Além do mapa que mostra a ação antrópica nas áreas ocupadas por sítios, chamou a atenção também o mapa que descreve a  vegetação.  Segundo o professor, para a arqueologia o aspecto paisagístico é imprescindível para os pesquisadores. Isso porque quando certos grupos pré-históricos procuram se instalar em determinados terrenos, uma das preocupações dos grupos foi com a água e a vegetação.  A partir desses elementos se torna possível obter mais informações sobre o modo como se organizavam e suas relações com o ambiente do entorno. Deixou nítido o professor que o poder público tem a responsabilidade de preservar os 54 sítios identificados. Que o caminho é promover o diálogo com todos os seguimentos da sociedade, órgãos públicos, associações de moradores, entre outras. Caso não o faça seguramente todo esse rico patrimônio desaparecerá. Um exemplo são os municípios de Balneário Comburiu entre outros que pela inexistência de políticas públicas de ocupação ordenada os sítios arqueológicos foram destruídos.
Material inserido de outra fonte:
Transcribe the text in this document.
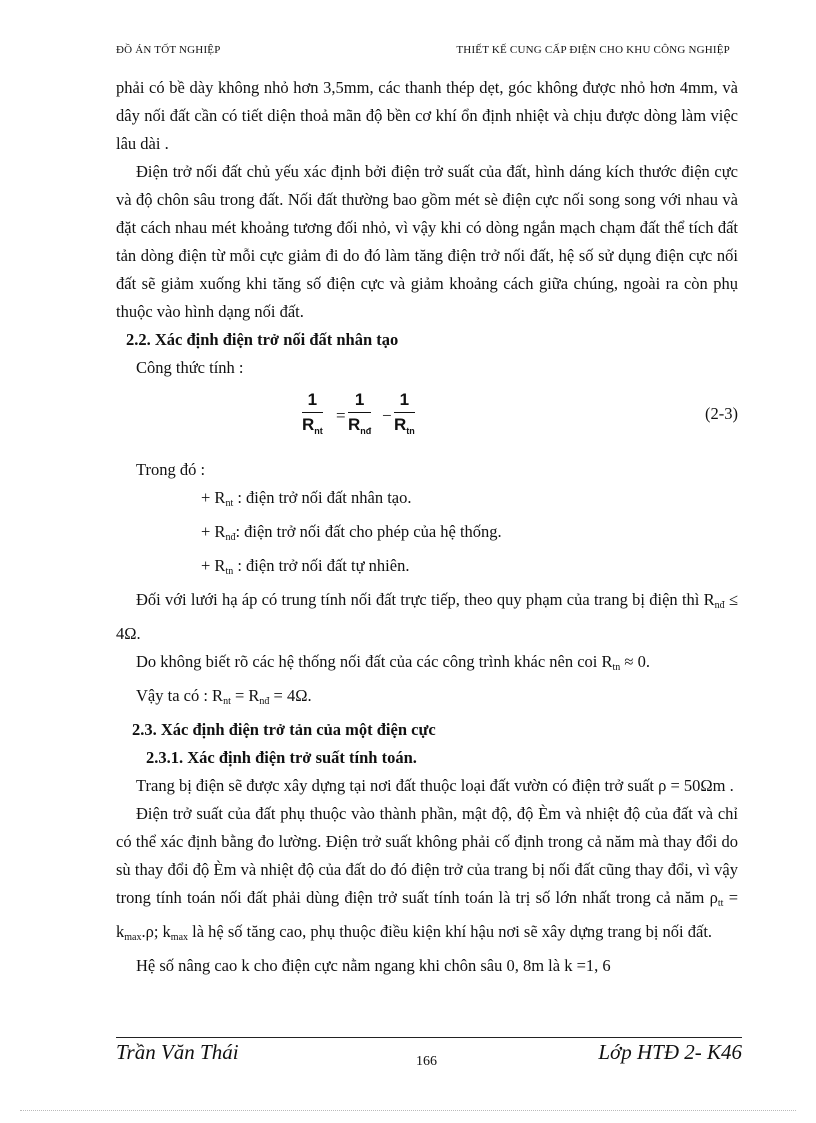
ĐỒ ÁN TỐT NGHIỆP	THIẾT KẾ CUNG CẤP ĐIỆN CHO KHU CÔNG NGHIỆP

phải có bề dày không nhỏ hơn 3,5mm, các thanh thép dẹt, góc không được nhỏ hơn 4mm, và dây nối đất cần có tiết diện thoả mãn độ bền cơ khí ổn định nhiệt và chịu được dòng làm việc lâu dài .

Điện trở nối đất chủ yếu xác định bởi điện trở suất của đất, hình dáng kích thước điện cực và độ chôn sâu trong đất. Nối đất thường bao gồm mét sè điện cực nối song song với nhau và đặt cách nhau mét khoảng tương đối nhỏ, vì vậy khi có dòng ngắn mạch chạm đất thể tích đất tản dòng điện từ mỗi cực giảm đi do đó làm tăng điện trở nối đất, hệ số sử dụng điện cực nối đất sẽ giảm xuống khi tăng số điện cực và giảm khoảng cách giữa chúng, ngoài ra còn phụ thuộc vào hình dạng nối đất.

2.2. Xác định điện trở nối đất nhân tạo

Công thức tính :

1
$R_{nt}$
=
1
$R_{nđ}$
−
1
$R_{tn}$
(2-3)

Trong đó :

+ $R_{nt}$ : điện trở nối đất nhân tạo.

+ $R_{nđ}$: điện trở nối đất cho phép của hệ thống.

+ $R_{tn}$ : điện trở nối đất tự nhiên.

Đối với lưới hạ áp có trung tính nối đất trực tiếp, theo quy phạm của trang bị điện thì $R_{nđ} \le 4\Omega$.

Do không biết rõ các hệ thống nối đất của các công trình khác nên coi $R_{tn} \approx 0$.

Vậy ta có : $R_{nt} = R_{nđ} = 4\Omega$.

2.3. Xác định điện trở tản của một điện cực

2.3.1. Xác định điện trở suất tính toán.

Trang bị điện sẽ được xây dựng tại nơi đất thuộc loại đất vườn có điện trở suất ρ = 50Ωm .

Điện trở suất của đất phụ thuộc vào thành phần, mật độ, độ Èm và nhiệt độ của đất và chỉ có thể xác định bằng đo lường. Điện trở suất không phải cố định trong cả năm mà thay đổi do sù thay đổi độ Èm và nhiệt độ của đất do đó điện trở của trang bị nối đất cũng thay đổi, vì vậy trong tính toán nối đất phải dùng điện trở suất tính toán là trị số lớn nhất trong cả năm $\rho_{tt} = k_{max}.\rho$; $k_{max}$ là hệ số tăng cao, phụ thuộc điều kiện khí hậu nơi sẽ xây dựng trang bị nối đất.

Hệ số nâng cao k cho điện cực nằm ngang khi chôn sâu 0, 8m là k =1, 6

Trần Văn Thái	166	Lớp HTĐ 2- K46
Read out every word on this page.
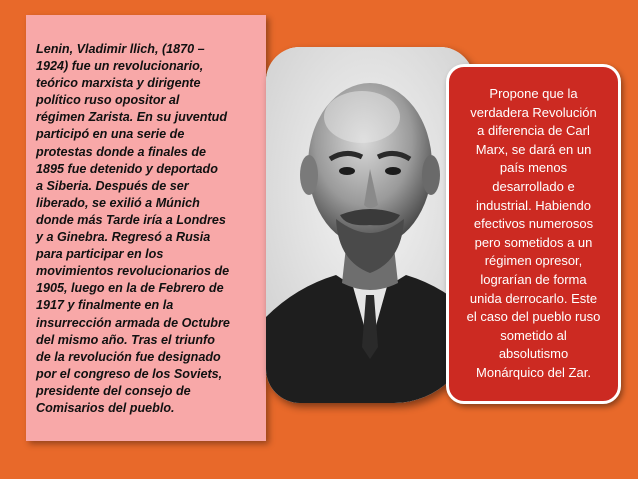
Lenin, Vladimir llich, (1870 –
1924) fue un revolucionario,
teórico marxista y dirigente
político ruso opositor al
régimen Zarista. En su juventud
participó en una serie de
protestas donde a finales de
1895 fue detenido y deportado
a Siberia. Después de ser
liberado, se exilió a Múnich
donde más Tarde iría a Londres
y a Ginebra. Regresó a Rusia
para participar en los
movimientos revolucionarios de
1905, luego en la de Febrero de
1917 y finalmente en la
insurrección armada de Octubre
del mismo año. Tras el triunfo
de la revolución fue designado
por el congreso de los Soviets,
presidente del consejo de
Comisarios del pueblo.

Propone que la
verdadera Revolución
a diferencia de Carl
Marx, se dará en un
país menos
desarrollado e
industrial. Habiendo
efectivos numerosos
pero sometidos a un
régimen opresor,
lograrían de forma
unida derrocarlo. Este
el caso del pueblo ruso
sometido al
absolutismo
Monárquico del Zar.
Elisa perguntou ao palestrante quais as medidas que devem ser tomadas quando se descobre sítios, e quanto ao município, que ações devem tomar. Juliano respondeu que quem deveria protegê-lo, mapeá-lo, dialogar ações de proteção seria o Iphan, que existem três autarquias regionais, onde a autarquia mais próxima está localizada em Laguna. No entanto devido à falta de pessoas e recursos, como alegam, seguramente são as universidades que vem atuando. Os municípios na ausência do Iphan devem providenciar ações para resguardá-los, como vem fazendo os municípios de Laguna e Jaguaruna com a fixação de placas. Além do mais, os municípios citados, por meio de suas fundações culturais, procuram divulgar o patrimônio à sociedade.
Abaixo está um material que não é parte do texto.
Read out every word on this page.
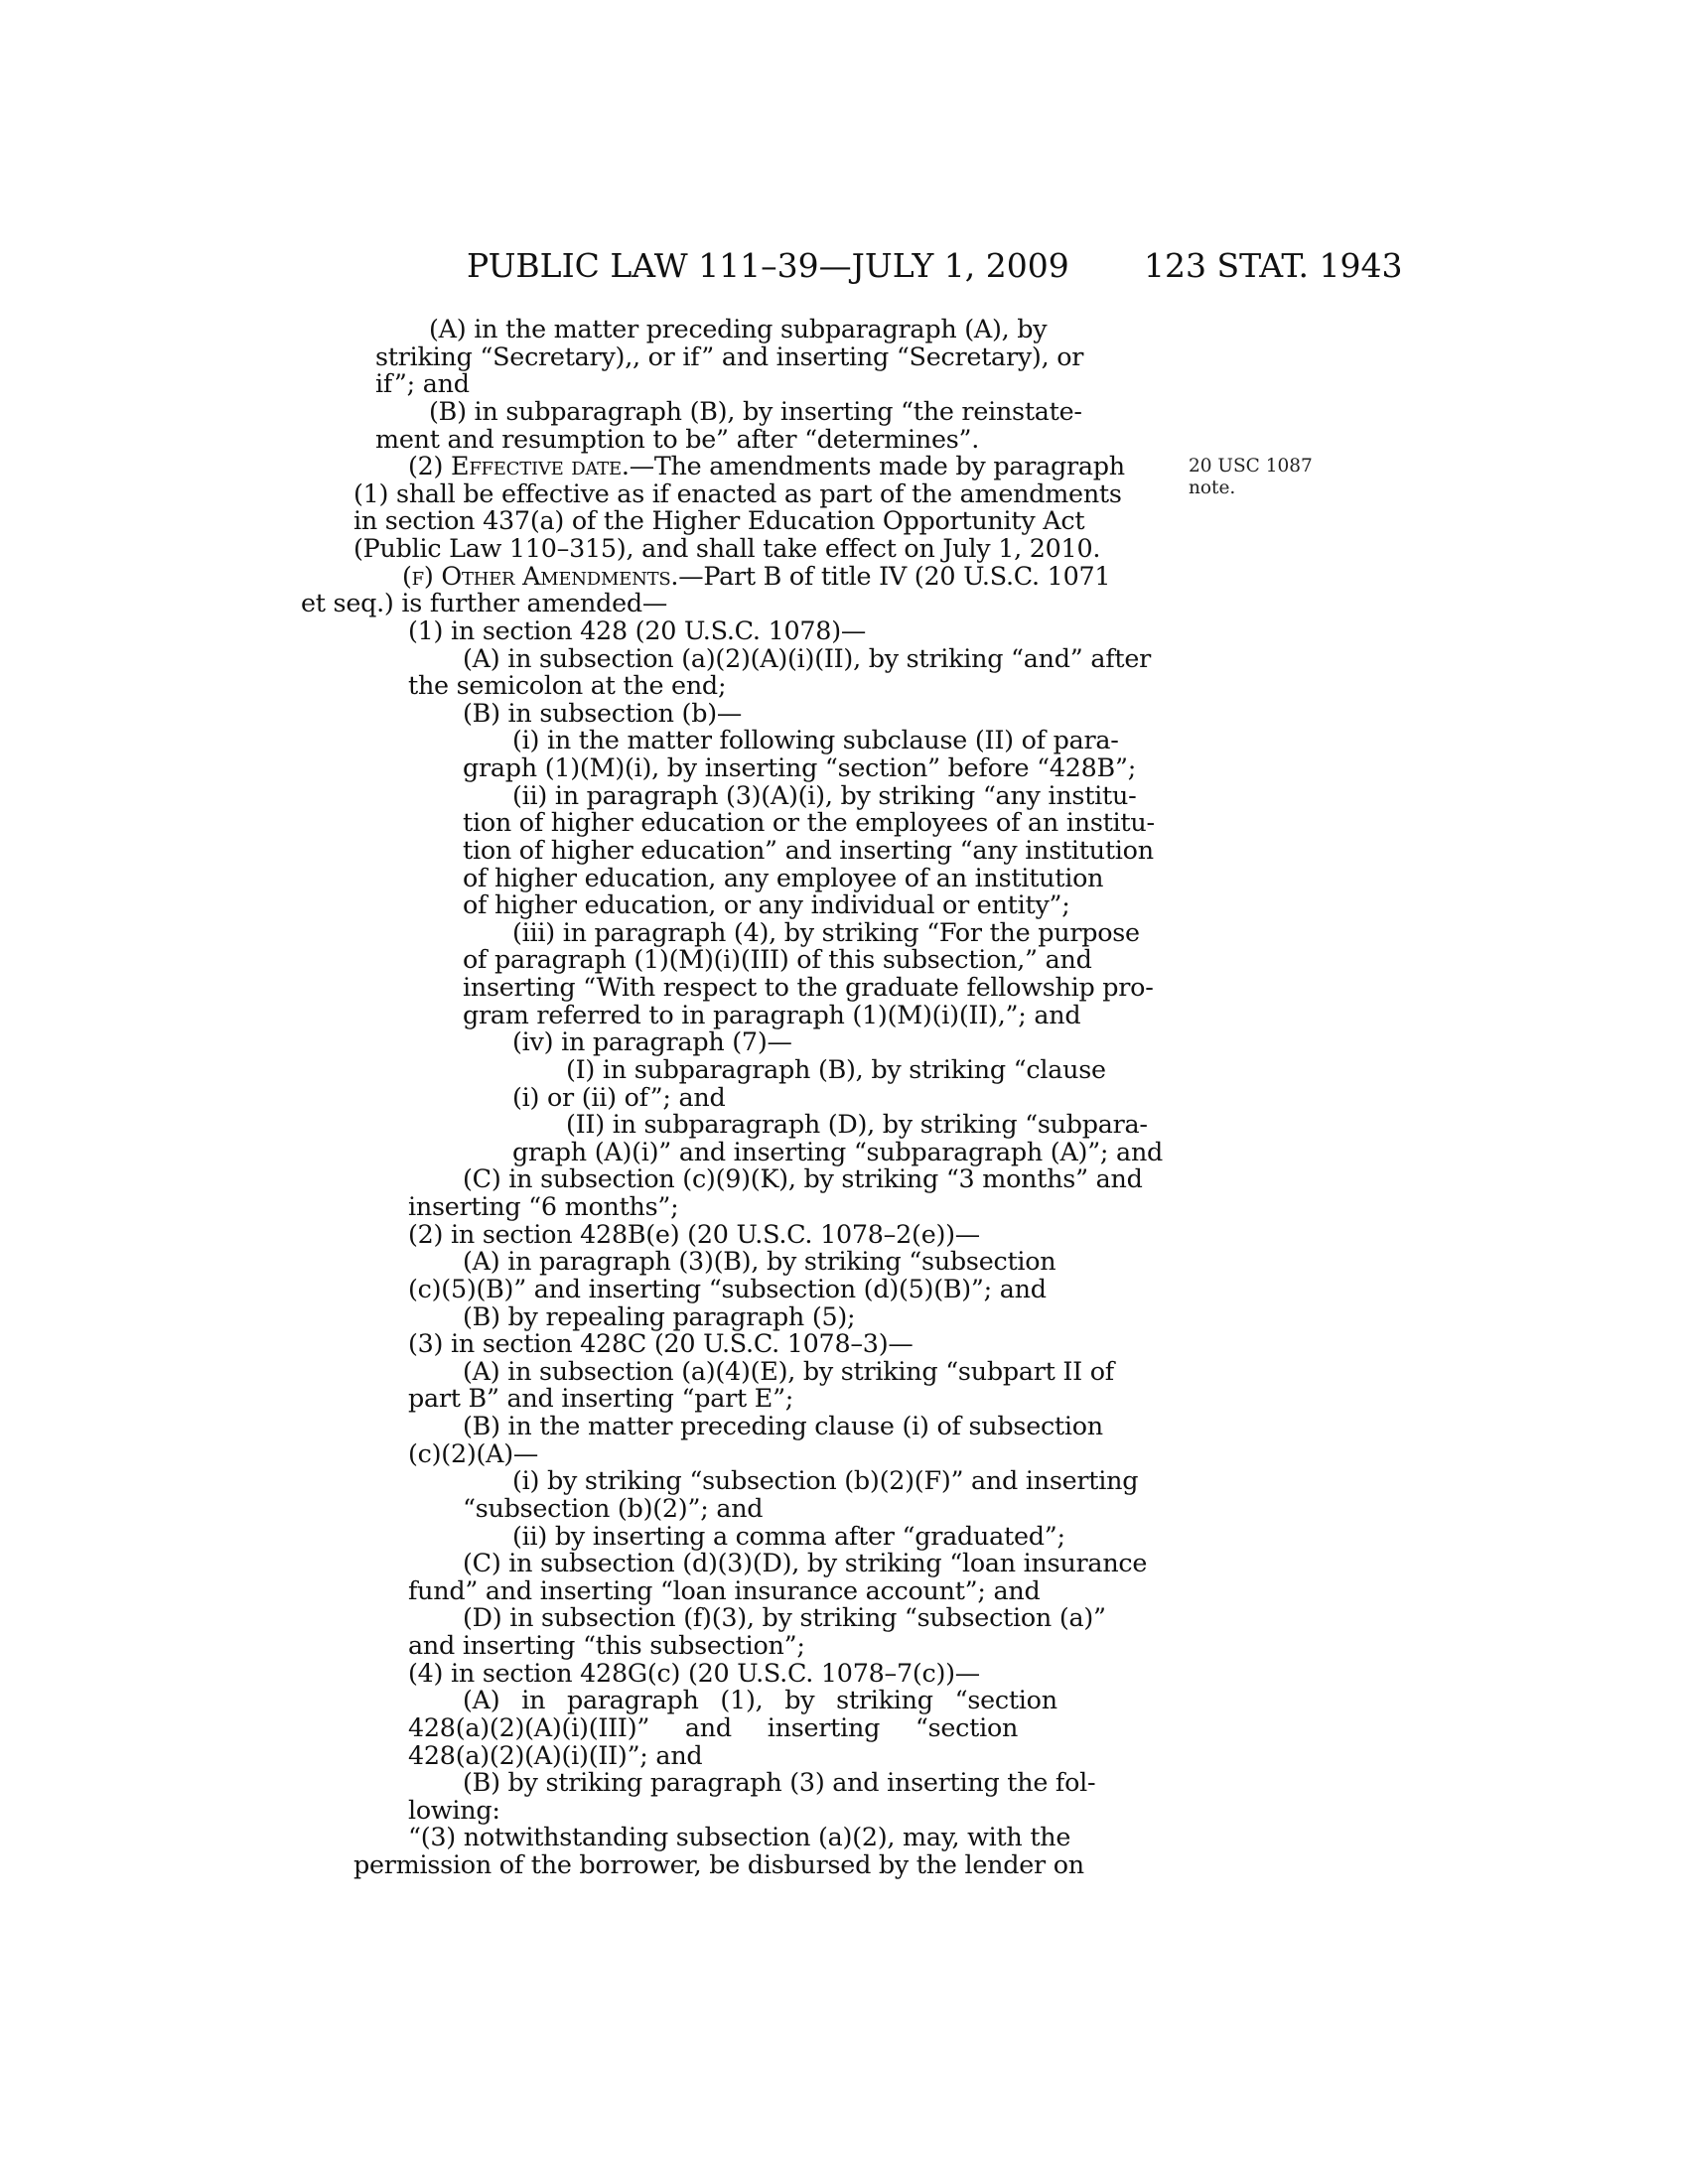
PUBLIC LAW 111–39—JULY 1, 2009 123 STAT. 1943
20 USC 1087
note.

(A) in the matter preceding subparagraph (A), by

striking “Secretary),, or if” and inserting “Secretary), or

if”; and

(B) in subparagraph (B), by inserting “the reinstate-

ment and resumption to be” after “determines”.

(2) Effective date.—The amendments made by paragraph

(1) shall be effective as if enacted as part of the amendments

in section 437(a) of the Higher Education Opportunity Act

(Public Law 110–315), and shall take effect on July 1, 2010.

(f) Other Amendments.—Part B of title IV (20 U.S.C. 1071

et seq.) is further amended—

(1) in section 428 (20 U.S.C. 1078)—

(A) in subsection (a)(2)(A)(i)(II), by striking “and” after

the semicolon at the end;

(B) in subsection (b)—

(i) in the matter following subclause (II) of para-

graph (1)(M)(i), by inserting “section” before “428B”;

(ii) in paragraph (3)(A)(i), by striking “any institu-

tion of higher education or the employees of an institu-

tion of higher education” and inserting “any institution

of higher education, any employee of an institution

of higher education, or any individual or entity”;

(iii) in paragraph (4), by striking “For the purpose

of paragraph (1)(M)(i)(III) of this subsection,” and

inserting “With respect to the graduate fellowship pro-

gram referred to in paragraph (1)(M)(i)(II),”; and

(iv) in paragraph (7)—

(I) in subparagraph (B), by striking “clause

(i) or (ii) of”; and

(II) in subparagraph (D), by striking “subpara-

graph (A)(i)” and inserting “subparagraph (A)”; and

(C) in subsection (c)(9)(K), by striking “3 months” and

inserting “6 months”;

(2) in section 428B(e) (20 U.S.C. 1078–2(e))—

(A) in paragraph (3)(B), by striking “subsection

(c)(5)(B)” and inserting “subsection (d)(5)(B)”; and

(B) by repealing paragraph (5);

(3) in section 428C (20 U.S.C. 1078–3)—

(A) in subsection (a)(4)(E), by striking “subpart II of

part B” and inserting “part E”;

(B) in the matter preceding clause (i) of subsection

(c)(2)(A)—

(i) by striking “subsection (b)(2)(F)” and inserting

“subsection (b)(2)”; and

(ii) by inserting a comma after “graduated”;

(C) in subsection (d)(3)(D), by striking “loan insurance

fund” and inserting “loan insurance account”; and

(D) in subsection (f)(3), by striking “subsection (a)”

and inserting “this subsection”;

(4) in section 428G(c) (20 U.S.C. 1078–7(c))—

(A) in paragraph (1), by striking “section

428(a)(2)(A)(i)(III)” and inserting “section

428(a)(2)(A)(i)(II)”; and

(B) by striking paragraph (3) and inserting the fol-

lowing:

“(3) notwithstanding subsection (a)(2), may, with the

permission of the borrower, be disbursed by the lender on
Para o município de Araranguá a arqueologia poderia ser uma grande parceira na divulgação e promoção do desenvolvimento da região. No entanto vem perdendo uma grande oportunidade em envolver a comunidade, as escolas, para preservar e divulgar, transformando-o em atrativo turístico. A prefeitura poderia disponibilizar placas ou criar infraestrutura de tal modo que proporcionasse a visitação dos sítios em especial do abrigo sobre rocha.   A própria tese defendida pelo professor Juliano traz na sua conclusão referência aos sítios identificados no Morro dos Conventos, sua importância e o modo como o poder público de explorá-lo para promover o desenvolvimento do município. Segundo Juliano: “Os sítios do Morro dos Conventos são bons exemplos do potencial museuológico que a região oferece, transformados em museu ao ar livre, com visitas orientadas dentro de um plano de turismo cultural sustentável, que inclua a comunidade”.
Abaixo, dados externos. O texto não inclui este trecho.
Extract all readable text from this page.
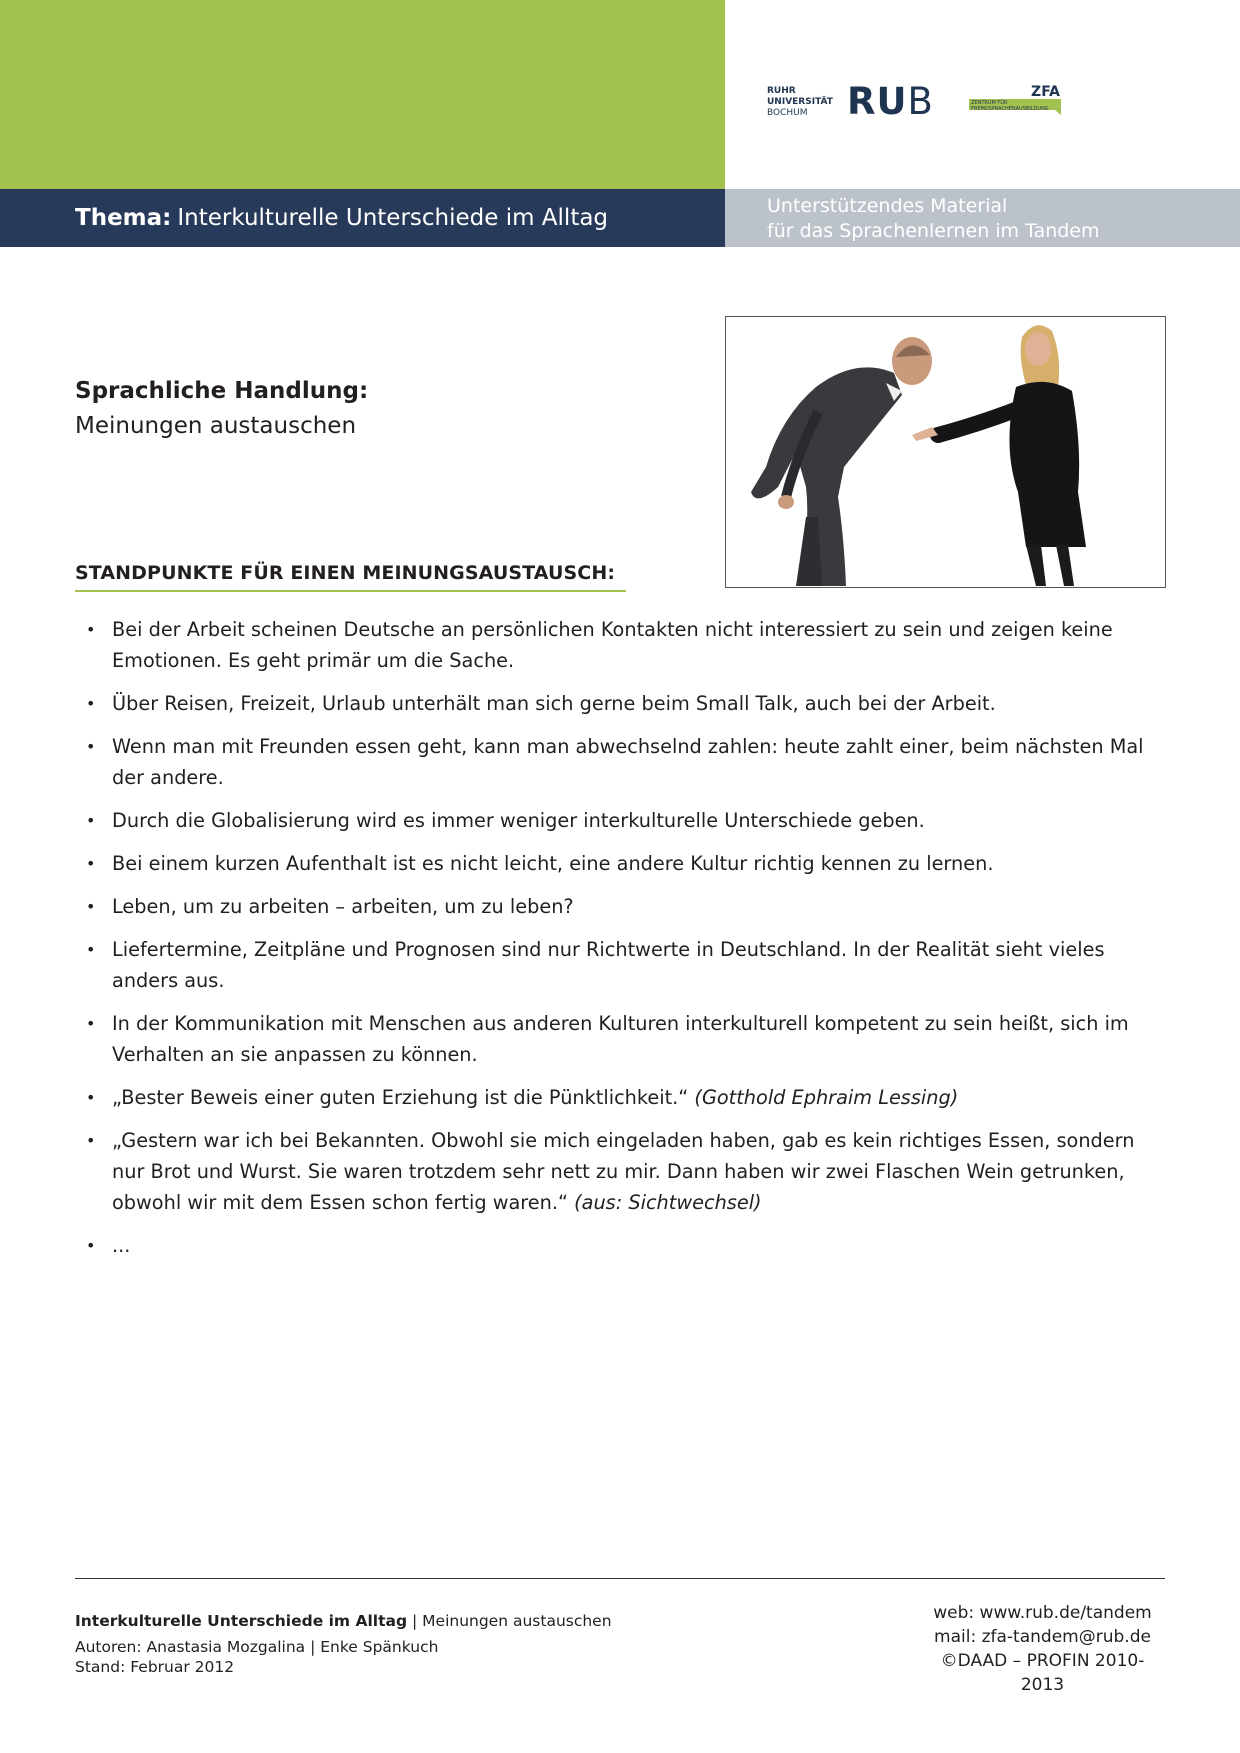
RUHR
UNIVERSITÄT
BOCHUM	RUB	ZFA
ZENTRUM FÜR FREMDSPRACHENAUSBILDUNG
Thema: Interkulturelle Unterschiede im Alltag	Unterstützendes Material
für das Sprachenlernen im Tandem
Sprachliche Handlung:
Meinungen austauschen
STANDPUNKTE FÜR EINEN MEINUNGSAUSTAUSCH:
• Bei der Arbeit scheinen Deutsche an persönlichen Kontakten nicht interessiert zu sein und zeigen keine Emotionen. Es geht primär um die Sache.
• Über Reisen, Freizeit, Urlaub unterhält man sich gerne beim Small Talk, auch bei der Arbeit.
• Wenn man mit Freunden essen geht, kann man abwechselnd zahlen: heute zahlt einer, beim nächsten Mal der andere.
• Durch die Globalisierung wird es immer weniger interkulturelle Unterschiede geben.
• Bei einem kurzen Aufenthalt ist es nicht leicht, eine andere Kultur richtig kennen zu lernen.
• Leben, um zu arbeiten – arbeiten, um zu leben?
• Liefertermine, Zeitpläne und Prognosen sind nur Richtwerte in Deutschland. In der Realität sieht vieles anders aus.
• In der Kommunikation mit Menschen aus anderen Kulturen interkulturell kompetent zu sein heißt, sich im Verhalten an sie anpassen zu können.
• „Bester Beweis einer guten Erziehung ist die Pünktlichkeit.“ (Gotthold Ephraim Lessing)
• „Gestern war ich bei Bekannten. Obwohl sie mich eingeladen haben, gab es kein richtiges Essen, sondern nur Brot und Wurst. Sie waren trotzdem sehr nett zu mir. Dann haben wir zwei Flaschen Wein getrunken, obwohl wir mit dem Essen schon fertig waren.“ (aus: Sichtwechsel)
• ...
Interkulturelle Unterschiede im Alltag | Meinungen austauschen
Autoren: Anastasia Mozgalina | Enke Spänkuch
Stand: Februar 2012
web: www.rub.de/tandem
mail: zfa-tandem@rub.de
©DAAD – PROFIN 2010-2013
Quando faz referência a arqueologia histórica está se referindo aos agrupamentos mais recentes como os quilombolas entre outros que habitaram um determinado território, cujas ruínas deixadas servem de material documental. Elisa levantou questionamento se a antropologia não busca identificar o homem não a partir do nascimento, mas do que veio antes, dos vestígios deixados. Que nós seres contemporâneos possuímos elementos culturais desse povo anterior. Josie, pesquisado do Ipat, respondeu que tanto a antropologia como a arqueologia trabalham com a herança genética, que o ambiente onde viveram são decisivos no processo de pesquisa. Além do mais a arqueologia ajuda a compreender o modo como os grupos humanos se apoderam das paisagens, ajuda a pensar o território, sua relação com os fenômenos climáticos, sua previsibilidade de médio e longo prazo.